The SOW also discussed "Back Office Functions." (Doc. 12 under seal at 16-17.) The SOW states, in relevant part,
1.2 Back Office Functions Functionalities Description
Accounting • Accounts Receivable • Invoicing • Payments: Credit Card, EFT, PayPal • Customer Credits • Accounts Payable • Bills • Checks: Online Bill Pay, ACH Payments • Vendor Credits Item Management • Item record setup, configuration, and management • Item pricing setup and configuration • Price schedules, levels quantity pricing • Assemblies and Kits • Multi-location Inventory • Review existing NetSuite Item/Inventory reports Purchasing • Purchase Order record setup, configuration, and management • Purchasing/Vendor management • Review existing NetSuite Purchasing reports • Vendor Center (Id.)In the complaint, Lindstrom also alleges that NetSuite breached the agreement by failing to provide services that would allow it to: (1) manage its inventory in NetSuite because there was no way to autogenerate the next available item number; and (2) control the access of customer vendor records and regular vendor records. (Doc. 1, Ex. B at ¶ 15(b), (c).) Lindstrom further alleges that NetSuite represented that its services would perform these functions. (Id.)
The services described in ¶ 15(b), (c) are not explicitly included or excluded by any provision of the agreement. However, looking to the terms of the SOW, it is entirely plausible that a contract that promised "Item record setup, configuration, and management," "Purchase Order record setup," "Purchasing/Vendor management," and a "Vendor Center," would naturally include these services. The allegations in ¶ 15(b), (c) survive the motion to dismiss.See Velazquez, 605 F. Supp. 2d at 1069.
The agreement does not clearly and unambiguously exclude the functions and services described in ¶ 15. The motion to dismiss Count I is denied in its entirety. See Rogers v. Prudential Ins. Co., 267 Cal. Rptr. 499, 502 (Cal. Ct. App. 1990) ("[W]hen the terms of a contract are ambiguous or uncertain, it is the duty of the trial court to construe it after the parties are given a full opportunity to produce evidence of the facts, circumstances and conditions surrounding its execution as well as the conduct of the parties to the contract. . . .").
Material Breach
NetSuite argues that Lindstrom failed to allege that the breaches were material.

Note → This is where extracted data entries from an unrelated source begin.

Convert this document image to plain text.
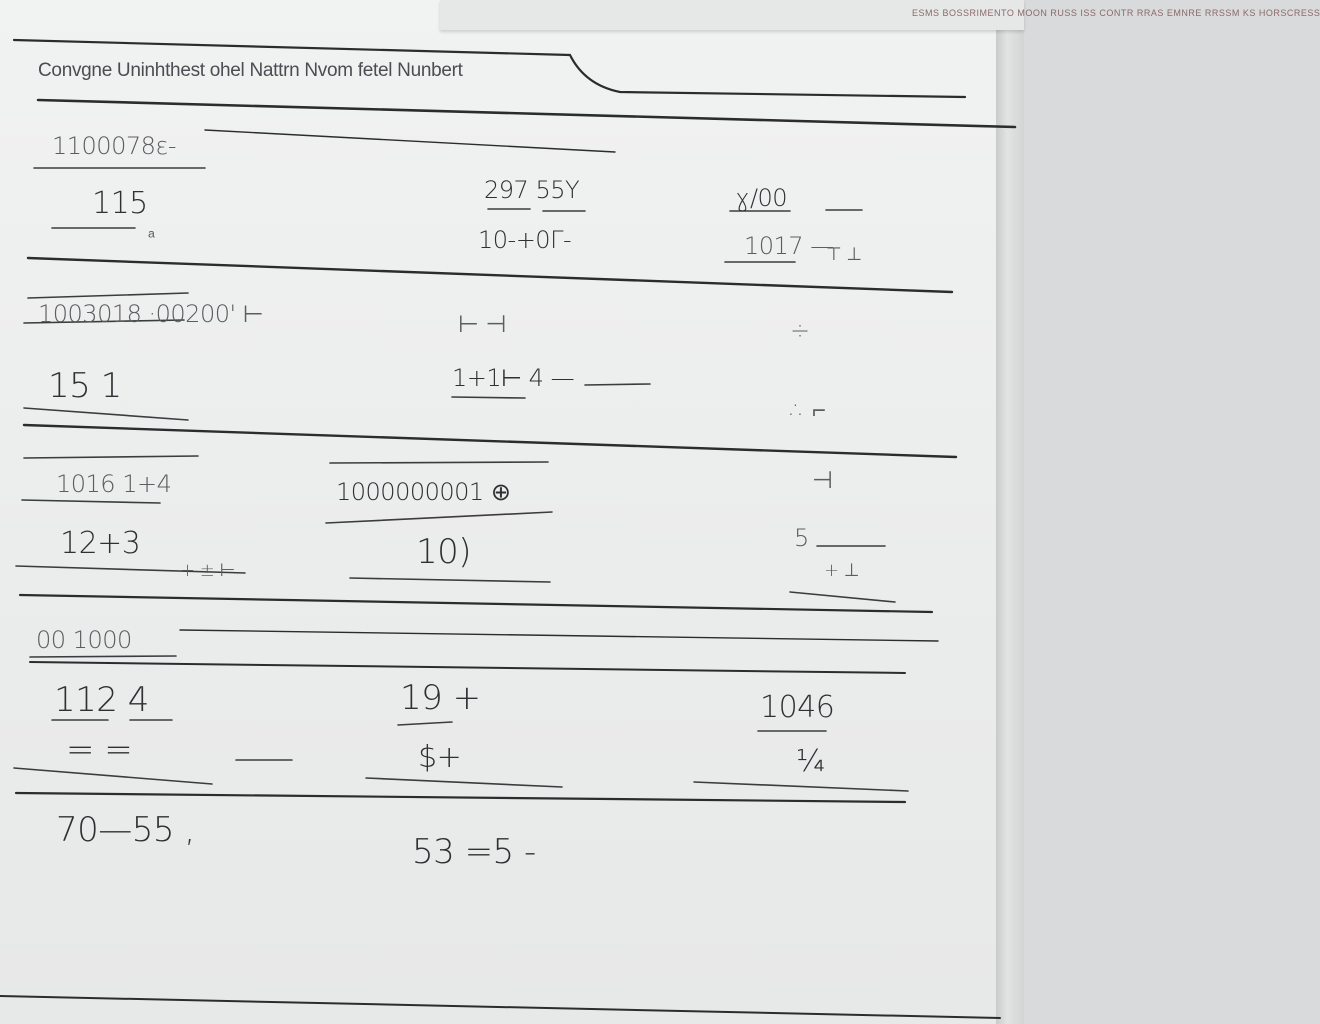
ESMS BOSSRIMENTO MOON RUSS ISS CONTR RRAS EMNRE RRSSM KS HORSCRESS
Convgne Uninhthest ohel Nattrn Nvom fetel Nunbert
1100078ε-
115
ᵃ
297 55Y
10-+0Γ-
ɣ/00
1017 —
⊤ ⊥
1003018 ·00200' ⊢
15 1
⊢ ⊣
1+1⊢ 4 —
÷
∴ ⌐
1016 1+4
12+3
+ ± ⊢
1000000001 ⊕
10)
⊣
5
+ ⊥
00 1000
112 4
= =
19 +
$+
1046
¼
70—55 ,
53 =5 -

Any failure to comply with the terms of a contract constitutes a breach of the contract. Superior Motels, Inc. v. Rinn Motor Hotels, Inc., 241 Cal. Rptr. 487, 495 (Cal. Ct. App. 1987). However, not every breach justifies terminating a contract. Id. To terminate a contract, a breach must be material, substantial, or total. Id. There is no bright line that divides a material breach from a trivial one. Id. Accordingly, "whether a breach is so material as to constitute cause for the injured party to terminate a contract is ordinarily a question for the trier of fact." Id. at 496.
Accepting the allegations in the complaint as true, a jury could plausibly find the purported breaches were material. The fact that the complaint does not specifically allege that the breaches were material is not fatal to the complaint.
Count II: Unjust Enrichment
To recover for unjust enrichment, Lindstrom must prove that NetSuite received a benefit, and unjustly retained that benefit at Lindstrom's expense. Peterson v. Cellco P'ship, 80 Cal. Rptr. 3d 316, 323 (Cal. Ct. App. 2008). In the complaint, Lindstrom alleges it paid NetSuite over $100,000, yet failed to receive the products and services promised by the agreement. (Doc. 1, Ex. B at ¶ 18-19.) Accepting these allegations as true, Lindstrom has stated a claim for unjust enrichment.
V. CONCLUSION
For the reasons stated above,
IT IS HEREBY ORDERED that the motion of defendant NetSuite, Inc. to dismiss for failure to state a claim (Doc. 9) is denied.